Die Geschichten von Migranten ist selten Thema in Museen. Im Rahmen der Heimattage startet ein Projekt zur Migrationsgeschichte in Reutlingen: In Ab dem 14. März werden Ethnologen, Volkskundler und andere Kulturwissenschaftler in einem “Geschichtsbüro auf Zeit” in der Innenstadt Reutlingens zu finden sein, um mit Migranten zu reden, meldet der Alb-Bote.

Projektleiterin Claudia Eisenrieder und drei Mitarbeiter werden in dem Container an der Nikolaikirche bis Mitte Mai nicht nur Interviews führen mit den so genannten Gastarbeitern, die Reutlingen als neue Heimat im Wirtschaftswunderland auserkoren haben, sowie mit den Spätaussiedlern, Flüchtlingen und den Asylbewerbern, die ab den 90er Jahren an den Fuß der Achalm umgesiedelt sind. Sie werden auch “Erinnerungsgegenstände” entgegennehmen.

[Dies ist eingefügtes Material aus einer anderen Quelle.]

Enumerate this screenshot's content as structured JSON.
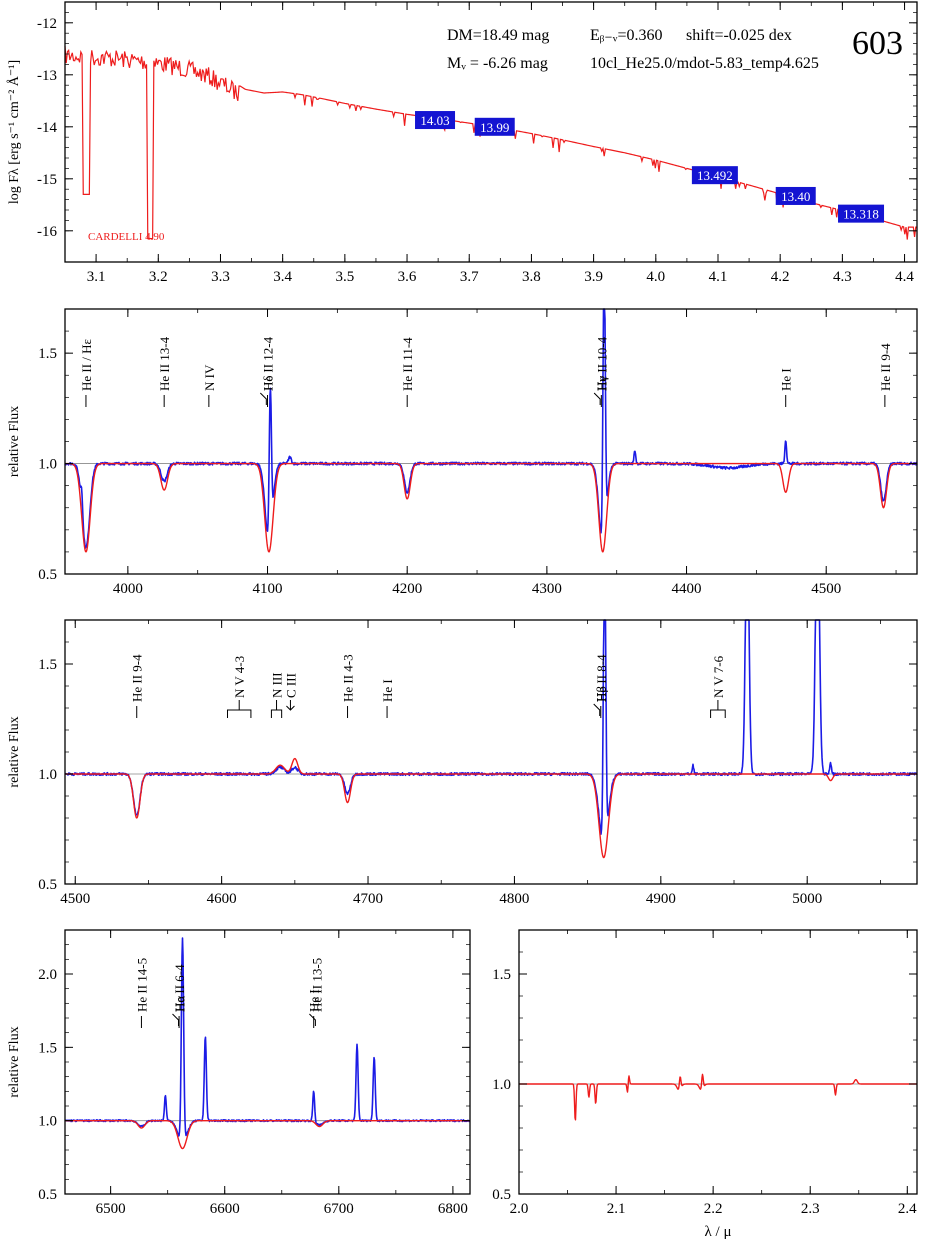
{
  "header": {
    "dm": "DM=18.49 mag",
    "mv": "Mᵥ =  -6.26 mag",
    "ebv": "Eᵦ₋ᵥ=0.360",
    "shift": "shift=-0.025 dex",
    "model": "10cl_He25.0/mdot-5.83_temp4.625",
    "star_id": "603",
    "reddening_law": "CARDELLI 4.90"
  },
  "colors": {
    "model": "#ee1c1c",
    "observed": "#1c1ce6",
    "box": "#1414d2",
    "ref": "#888888"
  },
  "chart_data": [
    {
      "id": "sed",
      "type": "line",
      "ylabel": "log Fλ [erg s⁻¹ cm⁻² Å⁻¹]",
      "xlim": [
        3.05,
        4.42
      ],
      "ylim": [
        -16.6,
        -11.6
      ],
      "xticks": [
        3.1,
        3.2,
        3.3,
        3.4,
        3.5,
        3.6,
        3.7,
        3.8,
        3.9,
        4.0,
        4.1,
        4.2,
        4.3,
        4.4
      ],
      "xticklabels": [
        "3.1",
        "3.2",
        "3.3",
        "3.4",
        "3.5",
        "3.6",
        "3.7",
        "3.8",
        "3.9",
        "4.0",
        "4.1",
        "4.2",
        "4.3",
        "4.4"
      ],
      "yticks": [
        -12,
        -13,
        -14,
        -15,
        -16
      ],
      "yticklabels": [
        "-12",
        "-13",
        "-14",
        "-15",
        "-16"
      ],
      "model_sed": {
        "x": [
          3.05,
          3.08,
          3.12,
          3.16,
          3.2,
          3.24,
          3.28,
          3.31,
          3.34,
          3.37,
          3.4,
          3.43,
          3.46,
          3.5,
          3.55,
          3.6,
          3.65,
          3.7,
          3.75,
          3.8,
          3.85,
          3.9,
          3.95,
          4.0,
          4.05,
          4.1,
          4.15,
          4.2,
          4.25,
          4.3,
          4.35,
          4.4
        ],
        "y": [
          -12.45,
          -12.48,
          -12.5,
          -12.55,
          -12.6,
          -12.7,
          -12.85,
          -13.05,
          -13.28,
          -13.35,
          -13.33,
          -13.38,
          -13.45,
          -13.55,
          -13.66,
          -13.76,
          -13.84,
          -13.93,
          -14.02,
          -14.13,
          -14.25,
          -14.38,
          -14.5,
          -14.64,
          -14.8,
          -14.96,
          -15.12,
          -15.29,
          -15.46,
          -15.61,
          -15.76,
          -15.93
        ]
      },
      "photometry": [
        {
          "x": 3.645,
          "y": -13.87,
          "label": "14.03"
        },
        {
          "x": 3.741,
          "y": -14.0,
          "label": "13.99"
        },
        {
          "x": 4.095,
          "y": -14.93,
          "label": "13.492"
        },
        {
          "x": 4.225,
          "y": -15.33,
          "label": "13.40"
        },
        {
          "x": 4.33,
          "y": -15.67,
          "label": "13.318"
        }
      ]
    },
    {
      "id": "blue-4000",
      "type": "line",
      "ylabel": "relative Flux",
      "xlim": [
        3955,
        4565
      ],
      "ylim": [
        0.5,
        1.7
      ],
      "xticks": [
        4000,
        4100,
        4200,
        4300,
        4400,
        4500
      ],
      "xticklabels": [
        "4000",
        "4100",
        "4200",
        "4300",
        "4400",
        "4500"
      ],
      "yticks": [
        0.5,
        1.0,
        1.5
      ],
      "yticklabels": [
        "0.5",
        "1.0",
        "1.5"
      ],
      "line_ids": [
        {
          "x": 3970,
          "label": "He II / Hε"
        },
        {
          "x": 4026,
          "label": "He II 13-4"
        },
        {
          "x": 4058,
          "label": "N IV"
        },
        {
          "x": 4100,
          "label": "He II 12-4"
        },
        {
          "x": 4102,
          "label": "Hδ",
          "tick": "leaning"
        },
        {
          "x": 4200,
          "label": "He II 11-4"
        },
        {
          "x": 4339,
          "label": "He II 10-4"
        },
        {
          "x": 4341,
          "label": "Hγ",
          "tick": "leaning"
        },
        {
          "x": 4471,
          "label": "He I"
        },
        {
          "x": 4542,
          "label": "He II 9-4"
        }
      ],
      "model_lines": [
        {
          "c": 3970,
          "depth": 0.4,
          "w": 3.0
        },
        {
          "c": 4026,
          "depth": 0.12,
          "w": 2.4
        },
        {
          "c": 4101,
          "depth": 0.4,
          "w": 3.0
        },
        {
          "c": 4200,
          "depth": 0.16,
          "w": 2.2
        },
        {
          "c": 4340,
          "depth": 0.4,
          "w": 2.8
        },
        {
          "c": 4471,
          "depth": 0.13,
          "w": 2.0
        },
        {
          "c": 4541,
          "depth": 0.2,
          "w": 2.2
        }
      ],
      "observed_lines": [
        {
          "c": 3970,
          "depth": 0.38,
          "w": 2.7
        },
        {
          "c": 3967,
          "depth": -0.09,
          "w": 0.6
        },
        {
          "c": 4026,
          "depth": 0.08,
          "w": 2.2
        },
        {
          "c": 4101,
          "depth": 0.36,
          "w": 2.6
        },
        {
          "c": 4102,
          "depth": -0.68,
          "w": 0.8
        },
        {
          "c": 4116,
          "depth": -0.03,
          "w": 1.0
        },
        {
          "c": 4200,
          "depth": 0.13,
          "w": 2.0
        },
        {
          "c": 4340,
          "depth": 0.38,
          "w": 2.6
        },
        {
          "c": 4341,
          "depth": -1.3,
          "w": 0.8
        },
        {
          "c": 4363,
          "depth": -0.06,
          "w": 0.6
        },
        {
          "c": 4471,
          "depth": -0.11,
          "w": 0.6
        },
        {
          "c": 4541,
          "depth": 0.17,
          "w": 2.0
        },
        {
          "c": 4430,
          "depth": 0.02,
          "w": 12.0
        }
      ]
    },
    {
      "id": "blue-4700",
      "type": "line",
      "ylabel": "relative Flux",
      "xlim": [
        4493,
        5075
      ],
      "ylim": [
        0.5,
        1.7
      ],
      "xticks": [
        4500,
        4600,
        4700,
        4800,
        4900,
        5000
      ],
      "xticklabels": [
        "4500",
        "4600",
        "4700",
        "4800",
        "4900",
        "5000"
      ],
      "yticks": [
        0.5,
        1.0,
        1.5
      ],
      "yticklabels": [
        "0.5",
        "1.0",
        "1.5"
      ],
      "line_ids": [
        {
          "x": 4542,
          "label": "He II 9-4"
        },
        {
          "x": 4604,
          "label": "N V 4-3",
          "tick": "bracket",
          "x2": 4620
        },
        {
          "x": 4634,
          "label": "N III",
          "tick": "bracket",
          "x2": 4641
        },
        {
          "x": 4647,
          "label": "C III",
          "tick": "fork"
        },
        {
          "x": 4686,
          "label": "He II 4-3"
        },
        {
          "x": 4713,
          "label": "He I"
        },
        {
          "x": 4859,
          "label": "He II 8-4"
        },
        {
          "x": 4861,
          "label": "Hβ",
          "tick": "leaning"
        },
        {
          "x": 4934,
          "label": "N V 7-6",
          "tick": "bracket",
          "x2": 4944
        }
      ],
      "model_lines": [
        {
          "c": 4542,
          "depth": 0.2,
          "w": 2.2
        },
        {
          "c": 4640,
          "depth": -0.04,
          "w": 3.0
        },
        {
          "c": 4650,
          "depth": -0.07,
          "w": 2.0
        },
        {
          "c": 4686,
          "depth": 0.13,
          "w": 2.0
        },
        {
          "c": 4861,
          "depth": 0.38,
          "w": 3.2
        },
        {
          "c": 5016,
          "depth": 0.03,
          "w": 1.5
        }
      ],
      "observed_lines": [
        {
          "c": 4542,
          "depth": 0.19,
          "w": 2.2
        },
        {
          "c": 4640,
          "depth": -0.03,
          "w": 3.0
        },
        {
          "c": 4650,
          "depth": -0.03,
          "w": 2.0
        },
        {
          "c": 4686,
          "depth": 0.09,
          "w": 2.0
        },
        {
          "c": 4861,
          "depth": 0.34,
          "w": 3.0
        },
        {
          "c": 4861.6,
          "depth": -1.4,
          "w": 0.8
        },
        {
          "c": 4922,
          "depth": -0.04,
          "w": 0.5
        },
        {
          "c": 4959,
          "depth": -1.2,
          "w": 1.2
        },
        {
          "c": 5007,
          "depth": -1.3,
          "w": 1.3
        },
        {
          "c": 5016,
          "depth": -0.05,
          "w": 0.6
        }
      ]
    },
    {
      "id": "halpha",
      "type": "line",
      "ylabel": "relative Flux",
      "xlim": [
        6460,
        6815
      ],
      "ylim": [
        0.5,
        2.3
      ],
      "xticks": [
        6500,
        6600,
        6700,
        6800
      ],
      "xticklabels": [
        "6500",
        "6600",
        "6700",
        "6800"
      ],
      "yticks": [
        0.5,
        1.0,
        1.5,
        2.0
      ],
      "yticklabels": [
        "0.5",
        "1.0",
        "1.5",
        "2.0"
      ],
      "line_ids": [
        {
          "x": 6527,
          "label": "He II 14-5"
        },
        {
          "x": 6560,
          "label": "He II 6-4"
        },
        {
          "x": 6563,
          "label": "Hα",
          "tick": "leaning"
        },
        {
          "x": 6678,
          "label": "He I"
        },
        {
          "x": 6683,
          "label": "He II 13-5",
          "tick": "leaning"
        }
      ],
      "model_lines": [
        {
          "c": 6527,
          "depth": 0.05,
          "w": 3.0
        },
        {
          "c": 6563,
          "depth": 0.19,
          "w": 4.0
        },
        {
          "c": 6683,
          "depth": 0.04,
          "w": 3.0
        }
      ],
      "observed_lines": [
        {
          "c": 6527,
          "depth": 0.04,
          "w": 3.0
        },
        {
          "c": 6548,
          "depth": -0.17,
          "w": 0.8
        },
        {
          "c": 6563,
          "depth": 0.15,
          "w": 4.0
        },
        {
          "c": 6563,
          "depth": -1.4,
          "w": 1.0
        },
        {
          "c": 6583,
          "depth": -0.58,
          "w": 0.9
        },
        {
          "c": 6678,
          "depth": -0.21,
          "w": 0.8
        },
        {
          "c": 6683,
          "depth": 0.03,
          "w": 3.0
        },
        {
          "c": 6716,
          "depth": -0.52,
          "w": 0.9
        },
        {
          "c": 6731,
          "depth": -0.44,
          "w": 0.9
        }
      ]
    },
    {
      "id": "near-ir",
      "type": "line",
      "xlabel": "λ / μ",
      "xlim": [
        2.0,
        2.41
      ],
      "ylim": [
        0.5,
        1.7
      ],
      "xticks": [
        2.0,
        2.1,
        2.2,
        2.3,
        2.4
      ],
      "xticklabels": [
        "2.0",
        "2.1",
        "2.2",
        "2.3",
        "2.4"
      ],
      "yticks": [
        0.5,
        1.0,
        1.5
      ],
      "yticklabels": [
        "0.5",
        "1.0",
        "1.5"
      ],
      "model_lines": [
        {
          "c": 2.058,
          "depth": 0.17,
          "w": 0.0007
        },
        {
          "c": 2.072,
          "depth": 0.06,
          "w": 0.0007
        },
        {
          "c": 2.079,
          "depth": 0.09,
          "w": 0.0007
        },
        {
          "c": 2.112,
          "depth": 0.05,
          "w": 0.0007
        },
        {
          "c": 2.113,
          "depth": -0.05,
          "w": 0.0007
        },
        {
          "c": 2.165,
          "depth": 0.03,
          "w": 0.002
        },
        {
          "c": 2.166,
          "depth": -0.06,
          "w": 0.0008
        },
        {
          "c": 2.188,
          "depth": 0.03,
          "w": 0.002
        },
        {
          "c": 2.189,
          "depth": -0.07,
          "w": 0.0008
        },
        {
          "c": 2.326,
          "depth": 0.05,
          "w": 0.0007
        },
        {
          "c": 2.347,
          "depth": -0.02,
          "w": 0.0015
        }
      ],
      "observed_lines": []
    }
  ]
}
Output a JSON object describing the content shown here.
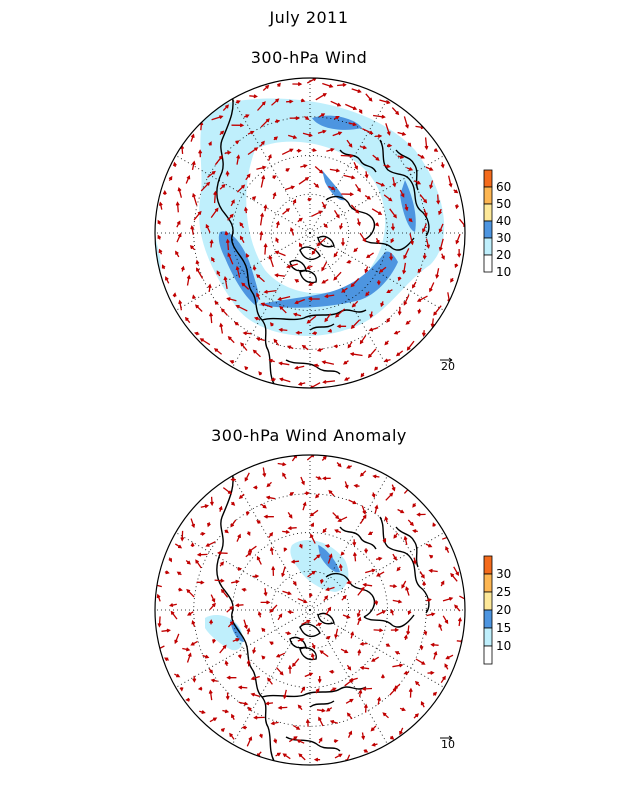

Zur Zeit nehmen die Forscher Kontakt mit Migranten auf. “Wir möchten einen Aktionskreis mit Vertretern unterschiedlicher Migrantengruppen aufzubauen”, erklärt Eisenrieder.
 
Die Arbeit soll in eine Ausstellung im Heimatmuseum im Frühjahr 2010 münden, sowie in ein Buch oder eine andere Dokumentation.